# Hmph... this is a new one.



## Firefyter-emt (Jan 8, 2009)

Well I had another El-Grande come back, this one came back for the "no-problem" thread coupler. However when I tore the pen down to clean and replace the coupler the nib pretty much falls out.  No damage at all and the nib is well cared for, just there is no tension for the nib.  The feed is in pretty good, but the nib can fall out if you "slapped" the pen to make it fall right out.

The good news is I seem to have a fair amount of spare parts for this style kit and I was able to just swap it out.  Very odd, I have not seen a kit do this before.


----------



## DCBluesman (Jan 8, 2009)

If that was one of mine, please let me know and I will replace it.


----------



## ed4copies (Jan 8, 2009)

Wouldn't that be more likely to be a problem with the plastic parts (feed assy)?  Don't they hold the nib in place.

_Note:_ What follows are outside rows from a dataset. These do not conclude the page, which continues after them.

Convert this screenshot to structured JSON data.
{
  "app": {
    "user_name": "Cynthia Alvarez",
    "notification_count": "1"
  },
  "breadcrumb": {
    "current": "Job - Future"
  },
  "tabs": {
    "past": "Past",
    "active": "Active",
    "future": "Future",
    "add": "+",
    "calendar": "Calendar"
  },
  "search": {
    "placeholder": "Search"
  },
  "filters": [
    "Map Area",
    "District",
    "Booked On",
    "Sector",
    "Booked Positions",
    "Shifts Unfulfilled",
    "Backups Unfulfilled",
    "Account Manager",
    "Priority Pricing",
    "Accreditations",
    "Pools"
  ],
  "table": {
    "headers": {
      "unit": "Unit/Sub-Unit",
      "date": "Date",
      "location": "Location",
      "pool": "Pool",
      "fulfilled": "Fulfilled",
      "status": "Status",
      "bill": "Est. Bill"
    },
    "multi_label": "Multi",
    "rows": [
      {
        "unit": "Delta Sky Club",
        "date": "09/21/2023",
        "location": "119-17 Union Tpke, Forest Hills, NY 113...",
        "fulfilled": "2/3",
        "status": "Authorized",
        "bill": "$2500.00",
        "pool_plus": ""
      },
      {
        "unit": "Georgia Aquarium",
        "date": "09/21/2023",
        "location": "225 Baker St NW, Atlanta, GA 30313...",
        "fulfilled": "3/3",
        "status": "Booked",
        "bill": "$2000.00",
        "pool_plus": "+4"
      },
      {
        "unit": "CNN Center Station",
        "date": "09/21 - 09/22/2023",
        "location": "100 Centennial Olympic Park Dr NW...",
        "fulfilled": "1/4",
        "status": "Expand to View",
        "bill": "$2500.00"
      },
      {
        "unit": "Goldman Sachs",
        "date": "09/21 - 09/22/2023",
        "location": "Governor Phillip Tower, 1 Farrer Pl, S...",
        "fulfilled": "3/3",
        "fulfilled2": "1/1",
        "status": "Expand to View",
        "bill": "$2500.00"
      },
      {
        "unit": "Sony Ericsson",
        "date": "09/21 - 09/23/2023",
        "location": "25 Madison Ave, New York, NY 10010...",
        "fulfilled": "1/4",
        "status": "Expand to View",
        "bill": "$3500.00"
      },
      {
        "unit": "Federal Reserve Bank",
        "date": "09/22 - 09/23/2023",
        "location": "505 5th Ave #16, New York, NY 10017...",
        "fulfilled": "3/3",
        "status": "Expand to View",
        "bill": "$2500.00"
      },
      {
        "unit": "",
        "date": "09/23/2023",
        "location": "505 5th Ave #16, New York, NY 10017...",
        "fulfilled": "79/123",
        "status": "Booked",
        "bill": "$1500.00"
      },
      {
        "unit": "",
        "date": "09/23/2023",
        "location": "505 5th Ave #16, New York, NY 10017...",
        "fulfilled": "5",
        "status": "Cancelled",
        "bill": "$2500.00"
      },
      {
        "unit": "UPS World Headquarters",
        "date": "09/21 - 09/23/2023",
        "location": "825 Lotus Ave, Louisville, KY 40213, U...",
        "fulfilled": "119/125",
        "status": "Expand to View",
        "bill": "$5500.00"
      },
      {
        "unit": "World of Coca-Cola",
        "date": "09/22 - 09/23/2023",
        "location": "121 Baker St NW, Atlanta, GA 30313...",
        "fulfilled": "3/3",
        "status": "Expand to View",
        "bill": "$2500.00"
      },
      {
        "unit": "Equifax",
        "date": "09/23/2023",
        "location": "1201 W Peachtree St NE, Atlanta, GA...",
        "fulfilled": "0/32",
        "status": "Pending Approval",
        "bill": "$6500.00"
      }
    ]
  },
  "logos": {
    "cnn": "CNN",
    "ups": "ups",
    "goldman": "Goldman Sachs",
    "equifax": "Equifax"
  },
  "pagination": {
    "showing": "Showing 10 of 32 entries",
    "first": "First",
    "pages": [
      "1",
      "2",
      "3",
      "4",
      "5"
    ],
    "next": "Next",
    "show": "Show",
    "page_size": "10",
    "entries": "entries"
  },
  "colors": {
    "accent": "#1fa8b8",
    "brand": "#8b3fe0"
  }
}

When you say the feed is in pretty good shape, did you replace it, or did the replacement nib stay in ok (of course, making the above question redundant)!!

Just asking so I know what to look for.  Thanks


----------



## Firefyter-emt (Jan 8, 2009)

No Lou, this was a stock nib, I wish I had one of your large nibs on hand, I would of swapped it in for free. I replaced the section and feed with one from my parts bin and re-used his nib.  This way it will write just as good or better than when it came in.

I would put money on the feed, but it could be the section itself.  I didn't think to try swapping feeds too, I just used the new parts and his nib.


----------